Jogar com a cabeça

Frequentemente são atribuídas em público dificuldades no plano mental para justificar insucessos desportivos de um atleta particular ou da equipa. Comentadores, adeptos e por vezes também treinadores utilizam expressões como “estofo mental”, “falta de mentalidade”, “dificuldades de adaptação”, “pouca motivação”, “equipa pouco tranquila”, etc. Também para justificar sucessos o aspeto mental é muitas vezes salientado com “espírito de sacrifício”, “capacidade de liderança”, “não falha nos grandes momentos”, “equipa unida”, etc.

Numa fase em que o conhecimento académico nas várias vertentes do alto rendimento está acessível a todos e quando a informação é colossal, importa transformar os dados da ciência em ganhos práticos no terreno. Hoje, o conhecimento do treino, da medicina, da fisiologia ou da nutrição vai estando cada vez mais enraizado ao mais alto nível. Contudo, e apesar da importância informal que lhe é reconhecida, o trabalho mental é tratado ainda com uma superficialidade digna de uma não-ciência.

A Psicologia do Desporto é uma disciplina autónoma por direito próprio e possui hoje um corpo de conhecimento capaz de dotar equipas e atletas de estratégias eficazes na melhoria do rendimento. Não se trata de consertar quem está mal. Trata-se de utilizar ferramentas que ajudem a saltar da normalidade para a performance de elite, tal como todos os outros aspetos do jogo e do alto rendimento. Aperfeiçoar movimentos, atenção específica para a tarefa, níveis de ativação adequados, dinâmicas interpessoais ajustadas, controlo da ansiedade. São apenas uma pequena parte do trabalho em que o profissional do MENTAL pode atuar para que se compita em modo ótimo, seja de forma individual com os atletas, integrando uma equipa técnica ou orientando o líder da equipa nessas tarefas.

O âmbito das intervenções MENTAIS pode, por isso, ser coletivo ou individual.
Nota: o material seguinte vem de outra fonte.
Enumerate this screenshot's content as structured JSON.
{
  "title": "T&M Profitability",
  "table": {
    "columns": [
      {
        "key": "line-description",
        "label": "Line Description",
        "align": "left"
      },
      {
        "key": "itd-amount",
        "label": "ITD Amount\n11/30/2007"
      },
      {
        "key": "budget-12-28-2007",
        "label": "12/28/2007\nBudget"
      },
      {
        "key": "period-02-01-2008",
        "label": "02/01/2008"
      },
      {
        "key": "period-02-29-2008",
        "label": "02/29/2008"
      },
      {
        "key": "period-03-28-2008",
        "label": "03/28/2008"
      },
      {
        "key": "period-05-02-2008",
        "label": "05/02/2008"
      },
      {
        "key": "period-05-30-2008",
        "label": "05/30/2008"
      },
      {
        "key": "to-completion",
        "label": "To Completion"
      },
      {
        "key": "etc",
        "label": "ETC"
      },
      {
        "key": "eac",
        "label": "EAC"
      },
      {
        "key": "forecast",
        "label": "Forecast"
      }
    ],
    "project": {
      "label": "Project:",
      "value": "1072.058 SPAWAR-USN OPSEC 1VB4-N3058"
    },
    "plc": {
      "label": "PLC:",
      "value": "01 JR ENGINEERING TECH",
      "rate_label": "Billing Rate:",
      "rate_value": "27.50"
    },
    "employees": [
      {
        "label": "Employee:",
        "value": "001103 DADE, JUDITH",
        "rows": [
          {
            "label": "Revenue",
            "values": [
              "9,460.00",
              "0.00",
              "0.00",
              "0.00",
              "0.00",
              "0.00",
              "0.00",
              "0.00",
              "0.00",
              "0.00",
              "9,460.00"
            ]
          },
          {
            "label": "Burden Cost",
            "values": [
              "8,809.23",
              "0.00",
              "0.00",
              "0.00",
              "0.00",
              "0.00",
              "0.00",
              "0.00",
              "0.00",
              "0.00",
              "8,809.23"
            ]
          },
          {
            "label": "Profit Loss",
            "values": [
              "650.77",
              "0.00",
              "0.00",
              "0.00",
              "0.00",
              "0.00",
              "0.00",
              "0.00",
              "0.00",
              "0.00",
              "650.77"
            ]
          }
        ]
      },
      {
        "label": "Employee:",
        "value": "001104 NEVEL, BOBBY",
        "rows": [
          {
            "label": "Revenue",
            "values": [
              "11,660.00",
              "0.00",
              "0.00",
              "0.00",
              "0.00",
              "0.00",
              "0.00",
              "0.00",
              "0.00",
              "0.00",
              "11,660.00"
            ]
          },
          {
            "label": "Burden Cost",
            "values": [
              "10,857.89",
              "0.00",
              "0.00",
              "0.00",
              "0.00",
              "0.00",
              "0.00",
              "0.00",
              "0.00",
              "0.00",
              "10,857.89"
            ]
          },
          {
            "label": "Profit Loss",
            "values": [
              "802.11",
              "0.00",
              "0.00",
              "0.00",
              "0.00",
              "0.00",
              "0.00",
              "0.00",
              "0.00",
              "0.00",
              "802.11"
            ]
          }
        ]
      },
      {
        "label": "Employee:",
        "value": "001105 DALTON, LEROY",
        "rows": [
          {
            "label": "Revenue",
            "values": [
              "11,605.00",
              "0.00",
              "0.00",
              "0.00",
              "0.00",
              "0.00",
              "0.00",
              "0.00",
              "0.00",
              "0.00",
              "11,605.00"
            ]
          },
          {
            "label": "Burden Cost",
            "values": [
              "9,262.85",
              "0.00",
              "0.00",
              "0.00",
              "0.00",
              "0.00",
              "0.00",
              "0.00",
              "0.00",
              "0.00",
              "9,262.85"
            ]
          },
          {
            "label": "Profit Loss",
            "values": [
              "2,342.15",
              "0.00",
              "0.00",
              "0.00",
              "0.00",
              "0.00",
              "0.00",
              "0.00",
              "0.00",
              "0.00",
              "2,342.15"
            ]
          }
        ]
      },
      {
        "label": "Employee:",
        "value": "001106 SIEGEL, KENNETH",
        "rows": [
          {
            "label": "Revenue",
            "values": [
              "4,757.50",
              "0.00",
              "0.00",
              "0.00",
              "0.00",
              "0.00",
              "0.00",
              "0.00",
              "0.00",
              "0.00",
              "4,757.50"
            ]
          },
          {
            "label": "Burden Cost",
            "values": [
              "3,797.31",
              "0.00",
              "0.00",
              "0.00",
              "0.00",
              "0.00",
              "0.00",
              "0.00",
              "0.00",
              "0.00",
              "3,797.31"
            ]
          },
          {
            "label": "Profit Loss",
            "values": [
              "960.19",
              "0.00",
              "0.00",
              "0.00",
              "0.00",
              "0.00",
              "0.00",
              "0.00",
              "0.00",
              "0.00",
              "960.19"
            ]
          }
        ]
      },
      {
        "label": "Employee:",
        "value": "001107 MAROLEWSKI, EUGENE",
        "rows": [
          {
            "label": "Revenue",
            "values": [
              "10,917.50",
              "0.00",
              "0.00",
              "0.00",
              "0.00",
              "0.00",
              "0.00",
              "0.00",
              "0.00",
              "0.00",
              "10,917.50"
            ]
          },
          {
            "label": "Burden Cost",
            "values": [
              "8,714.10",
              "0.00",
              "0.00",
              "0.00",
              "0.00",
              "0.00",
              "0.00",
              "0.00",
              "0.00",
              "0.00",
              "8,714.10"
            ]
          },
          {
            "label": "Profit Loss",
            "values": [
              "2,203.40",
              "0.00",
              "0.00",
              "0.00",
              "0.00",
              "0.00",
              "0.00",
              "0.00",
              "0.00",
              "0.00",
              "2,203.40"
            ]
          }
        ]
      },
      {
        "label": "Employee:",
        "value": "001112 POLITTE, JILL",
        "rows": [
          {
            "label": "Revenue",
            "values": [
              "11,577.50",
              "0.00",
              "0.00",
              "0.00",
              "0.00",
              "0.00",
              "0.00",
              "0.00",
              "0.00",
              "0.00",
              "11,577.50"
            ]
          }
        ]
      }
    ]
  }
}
No caso de intervenções individuais, estas visam a melhoria do rendimento mas podem também servir para ajudar a ultrapassar doença psiquiátrica, caso exista, que esteja a comprometer a normal exibição das capacidades. Os atletas são humanos e ignorar que também podem sofrer de doença mental é reforçar o estigma e impedir que seres humanos em dificuldade se sintam disponíveis para procurar ajuda – infelizmente, os episódios quando são noticiados relatam o fim de situações difíceis em que não existiu a ajuda necessária. De qualquer modo, no alto rendimento, todas estas questões deverão ser integradas com a intenção da melhoria da performance desportiva e os profissionais envolvidos (treinadores, psicólogos, psiquiatras) deverão ter uma base sólida de conhecimento em Psicologia do Desporto.
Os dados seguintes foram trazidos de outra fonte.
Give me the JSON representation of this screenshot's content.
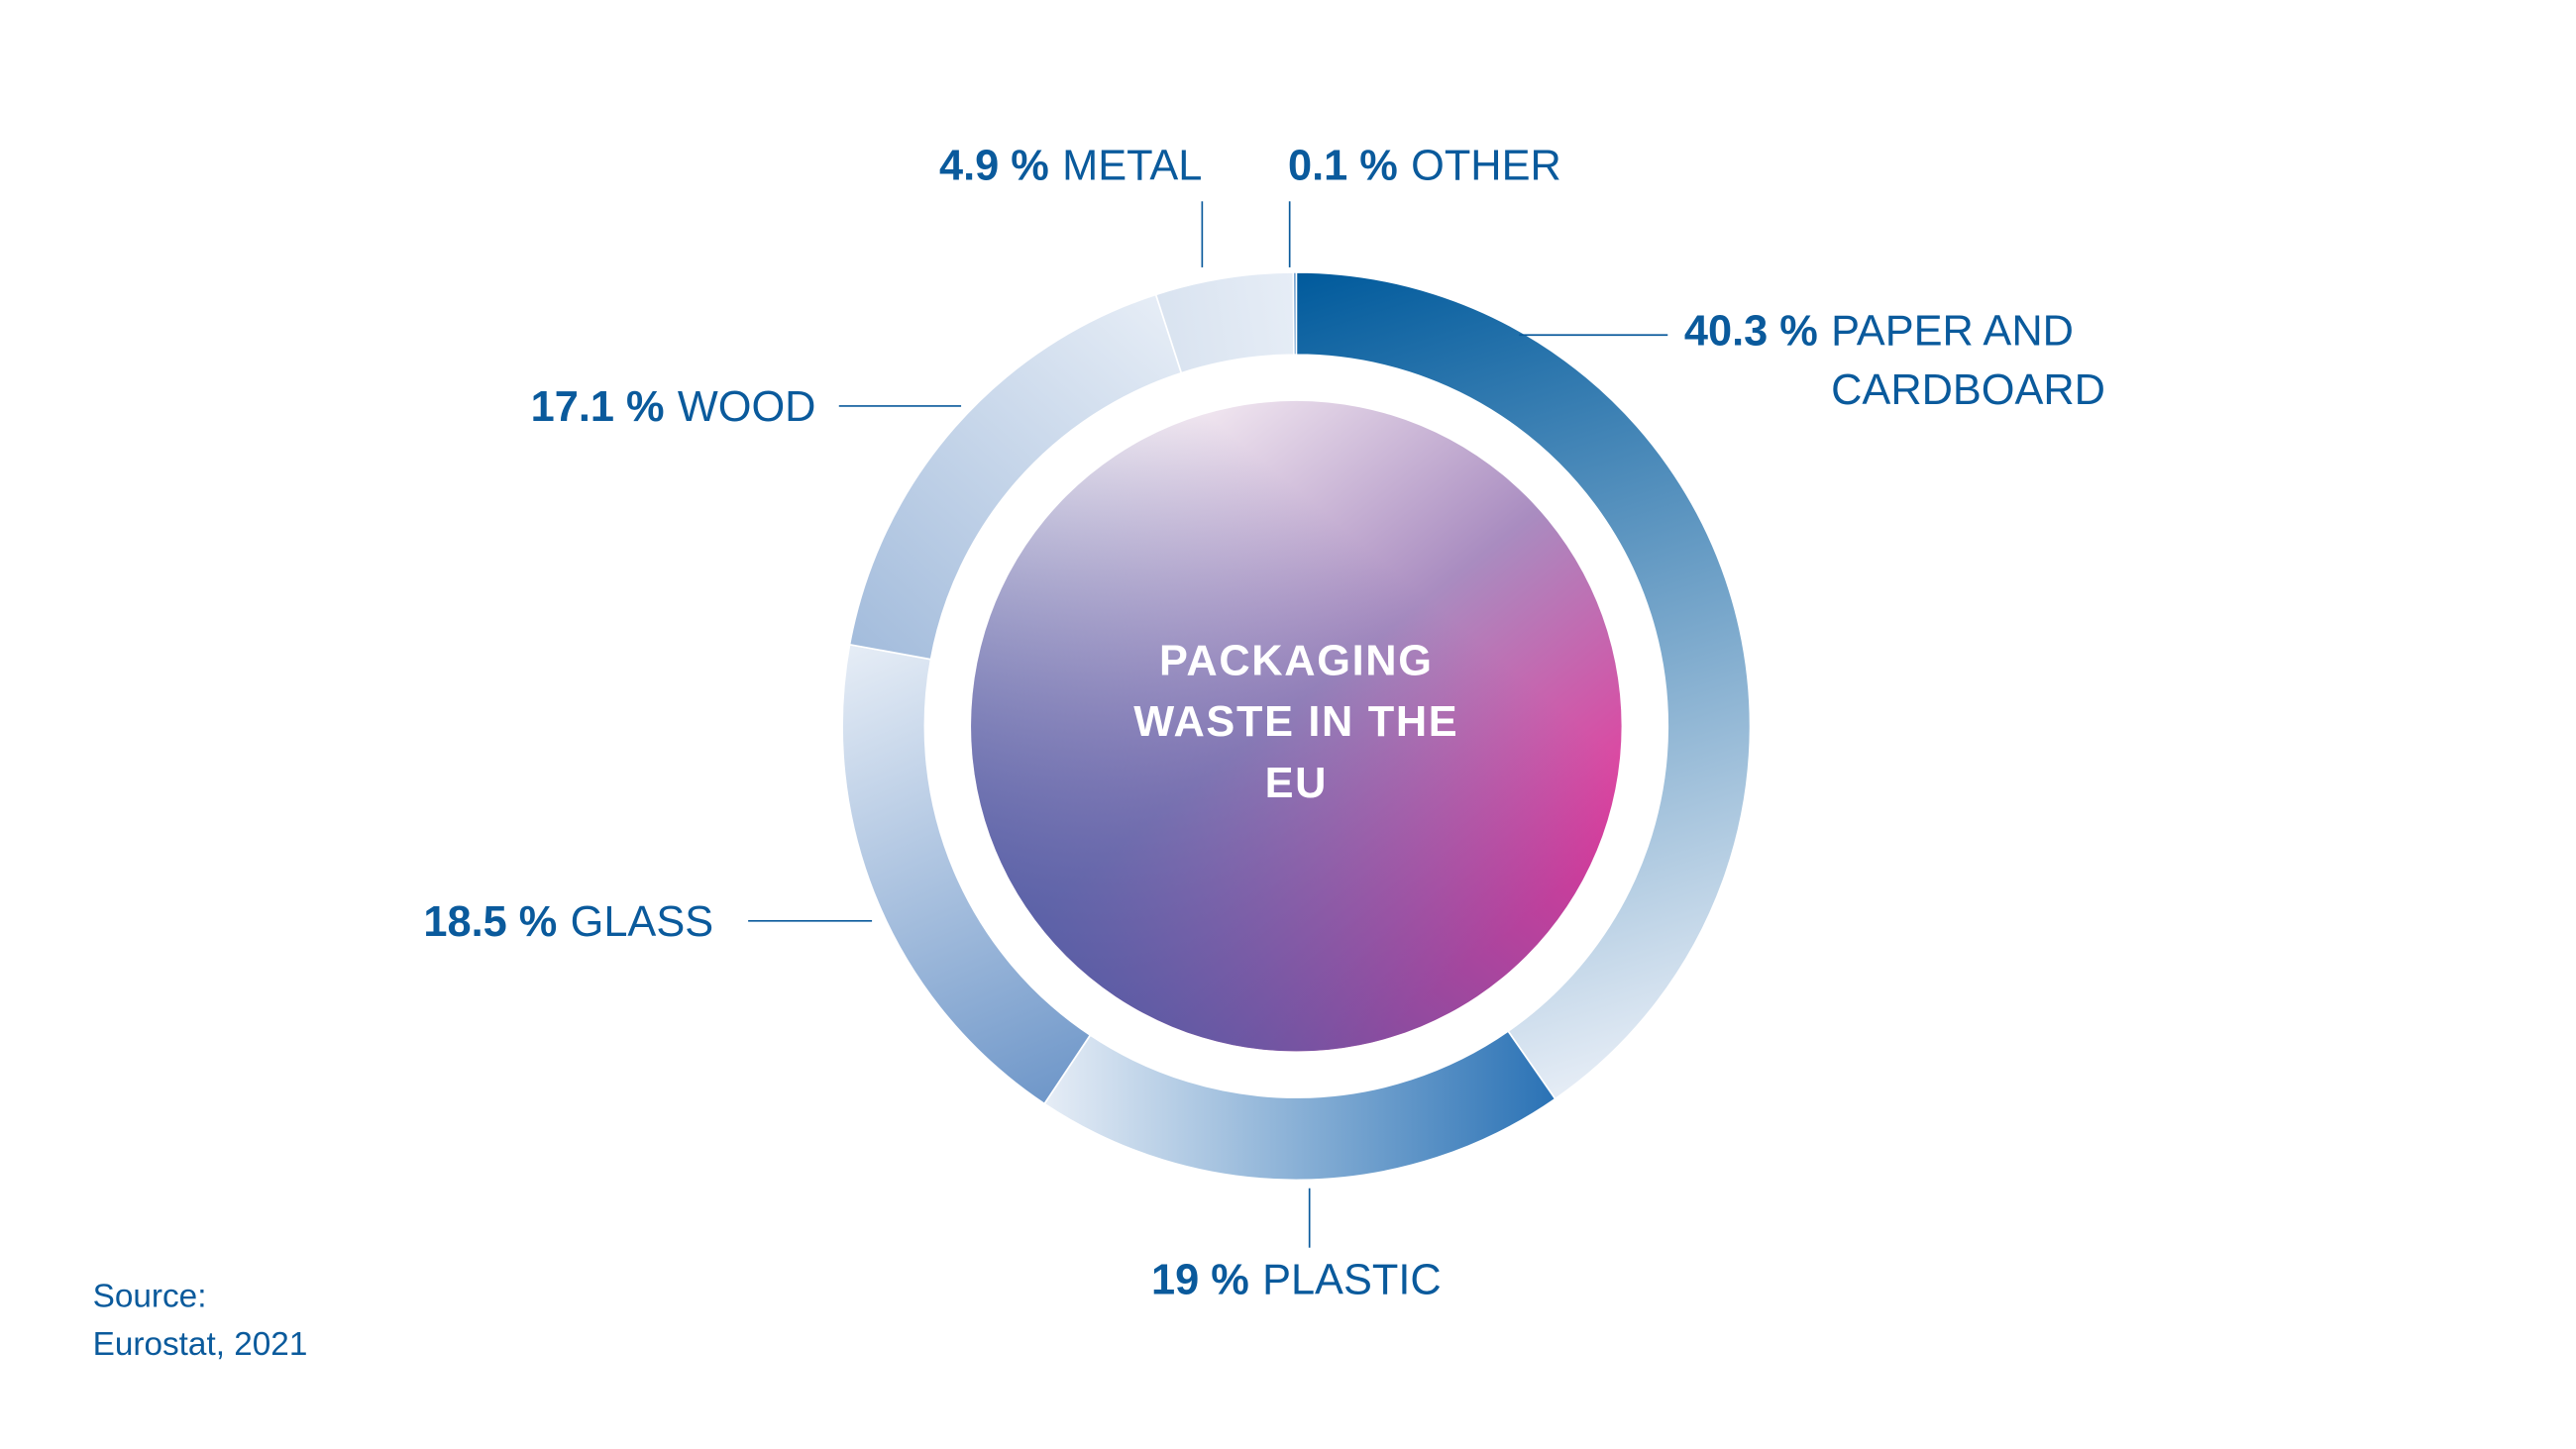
{
  "chart_data": {
    "type": "donut",
    "title": "PACKAGING WASTE IN THE EU",
    "categories": [
      "PAPER AND CARDBOARD",
      "PLASTIC",
      "GLASS",
      "WOOD",
      "METAL",
      "OTHER"
    ],
    "values": [
      40.3,
      19,
      18.5,
      17.1,
      4.9,
      0.1
    ],
    "value_labels": [
      "40.3 %",
      "19 %",
      "18.5 %",
      "17.1 %",
      "4.9 %",
      "0.1 %"
    ],
    "colors": [
      "#005a9c",
      "#2a72b5",
      "#6f97c9",
      "#a3bcdc",
      "#d9e3f0",
      "#3f7fbf"
    ],
    "source_label": "Source:",
    "source": "Eurostat, 2021"
  }
}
Muitas vezes, pela experiência que a prática de largos anos confere, o treinador é capaz de intuitivamente aplicar as melhores estratégias para o problema. Aqui, claro, como nos outros campos do conhecimento “a teoria informa a prática e a prática informa a teoria”. Se, por um lado, uma área tão reconhecidamente importante não deve estar sujeita ao acaso e ao empirismo do dia-a-dia, por outro, é de suma importância que os profissionais académicos possuam o maior conhecimento possível sobre o jogo e treino no futebol.

O diálogo entre todos os intervenientes do futebol e a aplicação prática das ferramentas eficazes que a Psicologia do Desporto pode fornecer levam a uma verdadeira profissionalização do desporto, incluindo o TREINO MENTAL como rotina dos jogadores e das equipas.